I tried to show that greatest common divisor (GCD) of $\{2, 4 + \sqrt{10}\} = 1$ in $\mathbb{Z}[\sqrt{10}]$.
Definition: in a ring $R$, $d$ is the GCD of $\{ a, b \}$, with $a, b \in R$ if
i) $d \mid a$ and $d \mid b$
ii) if there's a $c \in R$ such that $c \mid a$ and $c \mid b$, then $c \mid d$.
We have that $1 \mid 2 $ and $1 \mid 4 + \sqrt{10}$ is trivial. Suppose that there is a $u \in \mathbb{Z}[\sqrt{10}]$ such that $u \mid 2$ and $u \mid 4 + \sqrt{10}$.
From a known fact about norms, $u \mid 4 + \sqrt{10}$ implies that $N(u) \mid N(4 + \sqrt{10})$. Thus $N(u) \mid 6$. The only divisors of 6 in $\mathbb{Z}$ are $\pm 1, \pm 2, \pm 3$ and $\pm 6$ (which equals 1 reducing mod 5).
From a previously proven fact, there is no $u \in \mathbb{Z}[\sqrt{10}]$ such that $N(u) = \pm 2, \pm 3$. Hence, $N(u) = \pm 1$ and $u$ is invertible. Therefore, $u u^{-1} = 1$, implying that $u \mid 1$.

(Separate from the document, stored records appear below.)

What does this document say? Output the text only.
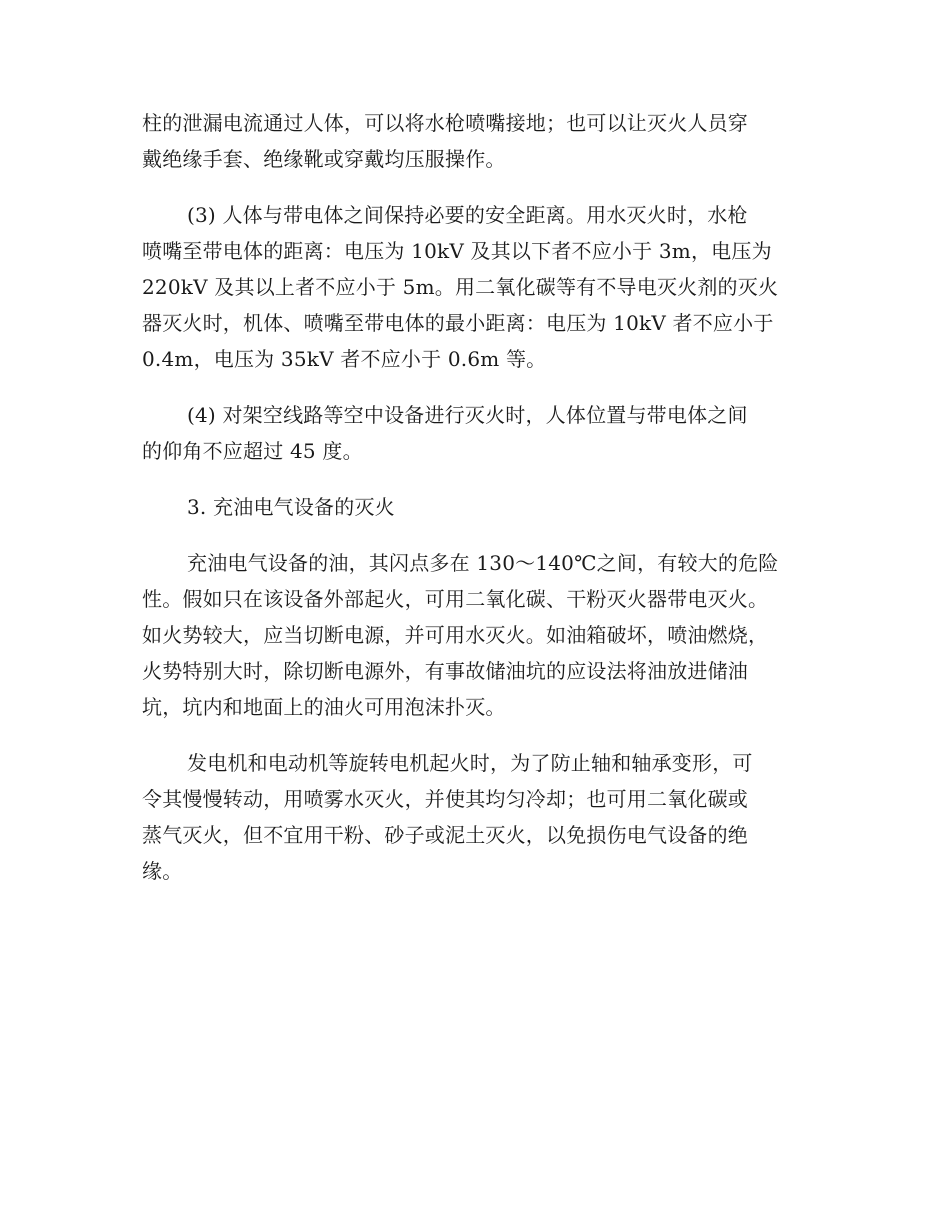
柱的泄漏电流通过人体，可以将水枪喷嘴接地；也可以让灭火人员穿
戴绝缘手套、绝缘靴或穿戴均压服操作。
(3) 人体与带电体之间保持必要的安全距离。用水灭火时，水枪
喷嘴至带电体的距离：电压为 10kV 及其以下者不应小于 3m，电压为
220kV 及其以上者不应小于 5m。用二氧化碳等有不导电灭火剂的灭火
器灭火时，机体、喷嘴至带电体的最小距离：电压为 10kV 者不应小于
0.4m，电压为 35kV 者不应小于 0.6m 等。
(4) 对架空线路等空中设备进行灭火时，人体位置与带电体之间
的仰角不应超过 45 度。
3. 充油电气设备的灭火
充油电气设备的油，其闪点多在 130～140℃之间，有较大的危险
性。假如只在该设备外部起火，可用二氧化碳、干粉灭火器带电灭火。
如火势较大，应当切断电源，并可用水灭火。如油箱破坏，喷油燃烧，
火势特别大时，除切断电源外，有事故储油坑的应设法将油放进储油
坑，坑内和地面上的油火可用泡沫扑灭。
发电机和电动机等旋转电机起火时，为了防止轴和轴承变形，可
令其慢慢转动，用喷雾水灭火，并使其均匀冷却；也可用二氧化碳或
蒸气灭火，但不宜用干粉、砂子或泥土灭火，以免损伤电气设备的绝
缘。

Analogously, if $u \mid 2$, then $u \mid 1$
Edit: If $u \mid 2$, then $N(u) \mid N(2)$. The only divisors of 4 in $\mathbb{Z}$ are $\pm 1, \pm 2, \pm 4$. We know there's no $u \in \mathbb{Z}[\sqrt{10}]$ with $N(u) = \pm 2$. Assuming that $N(u) = 4$, we have that $4 \equiv -1 (\mod 5)$, so $N(u) = - 1$, whence $u$ is invertible and $u \mid 1$.

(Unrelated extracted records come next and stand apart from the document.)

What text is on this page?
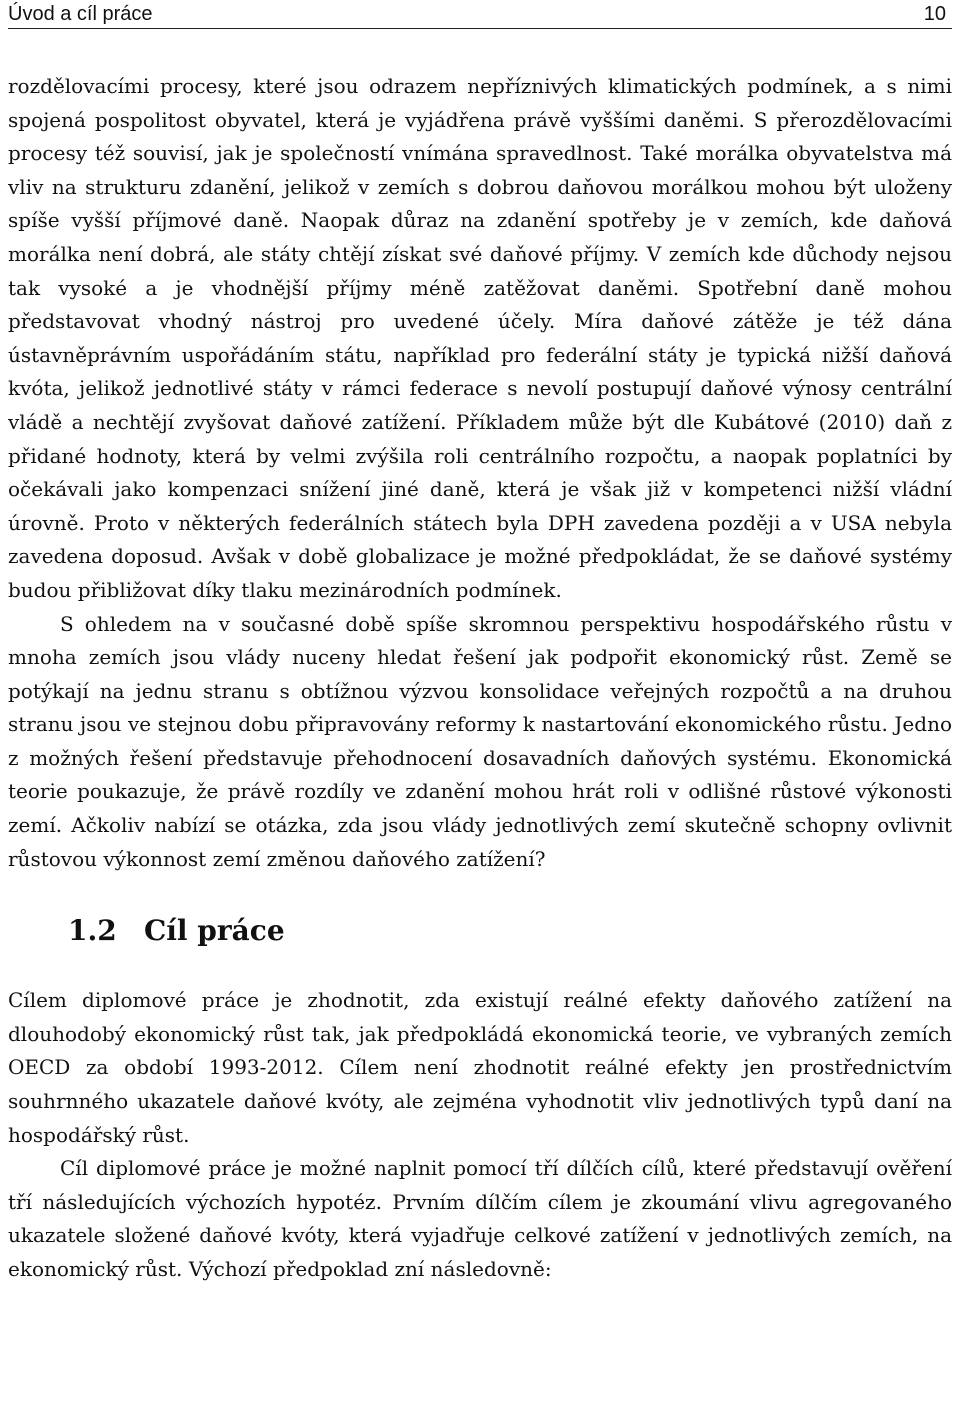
Úvod a cíl práce	10

rozdělovacími procesy, které jsou odrazem nepříznivých klimatických podmínek, a s nimi spojená pospolitost obyvatel, která je vyjádřena právě vyššími daněmi. S přerozdělovacími procesy též souvisí, jak je společností vnímána spravedlnost. Také morálka obyvatelstva má vliv na strukturu zdanění, jelikož v zemích s dobrou daňovou morálkou mohou být uloženy spíše vyšší příjmové daně. Naopak důraz na zdanění spotřeby je v zemích, kde daňová morálka není dobrá, ale státy chtějí získat své daňové příjmy. V zemích kde důchody nejsou tak vysoké a je vhodnější příjmy méně zatěžovat daněmi. Spotřební daně mohou představovat vhodný nástroj pro uvedené účely. Míra daňové zátěže je též dána ústavněprávním uspořádáním státu, například pro federální státy je typická nižší daňová kvóta, jelikož jednotlivé státy v rámci federace s nevolí postupují daňové výnosy centrální vládě a nechtějí zvyšovat daňové zatížení. Příkladem může být dle Kubátové (2010) daň z přidané hodnoty, která by velmi zvýšila roli centrálního rozpočtu, a naopak poplatníci by očekávali jako kompenzaci snížení jiné daně, která je však již v kompetenci nižší vládní úrovně. Proto v některých federálních státech byla DPH zavedena později a v USA nebyla zavedena doposud. Avšak v době globalizace je možné předpokládat, že se daňové systémy budou přibližovat díky tlaku mezinárodních podmínek.

S ohledem na v současné době spíše skromnou perspektivu hospodářského růstu v mnoha zemích jsou vlády nuceny hledat řešení jak podpořit ekonomický růst. Země se potýkají na jednu stranu s obtížnou výzvou konsolidace veřejných rozpočtů a na druhou stranu jsou ve stejnou dobu připravovány reformy k nastartování ekonomického růstu. Jedno z možných řešení představuje přehodnocení dosavadních daňových systému. Ekonomická teorie poukazuje, že právě rozdíly ve zdanění mohou hrát roli v odlišné růstové výkonosti zemí. Ačkoliv nabízí se otázka, zda jsou vlády jednotlivých zemí skutečně schopny ovlivnit růstovou výkonnost zemí změnou daňového zatížení?

1.2 Cíl práce

Cílem diplomové práce je zhodnotit, zda existují reálné efekty daňového zatížení na dlouhodobý ekonomický růst tak, jak předpokládá ekonomická teorie, ve vybraných zemích OECD za období 1993-2012. Cílem není zhodnotit reálné efekty jen prostřednictvím souhrnného ukazatele daňové kvóty, ale zejména vyhodnotit vliv jednotlivých typů daní na hospodářský růst.

Cíl diplomové práce je možné naplnit pomocí tří dílčích cílů, které představují ověření tří následujících výchozích hypotéz. Prvním dílčím cílem je zkoumání vlivu agregovaného ukazatele složené daňové kvóty, která vyjadřuje celkové zatížení v jednotlivých zemích, na ekonomický růst. Výchozí předpoklad zní následovně:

Hence, GCD$\{2, 4 + \sqrt{10} \} = 1$.
Is this reasoning correct?
PS: My goal is to show that the GCD$\{2, 4 + \sqrt{10} \} = 1$ cannot be expressed as a linear combination of $2$ and $4 + \sqrt{10}$.
Your reasoning is correct but can be simplified.
If $u \mid 2$ and $u \mid 4 + \sqrt{10}$, then $N(u) \mid \gcd(N(2),N(4 + \sqrt{10}))=\gcd(4,6)=2$.
Therefore, $N(u)=\pm 1$ or $N(u)=\pm 2$.
You already know that the second case cannot happen, and so $u$ is a unit.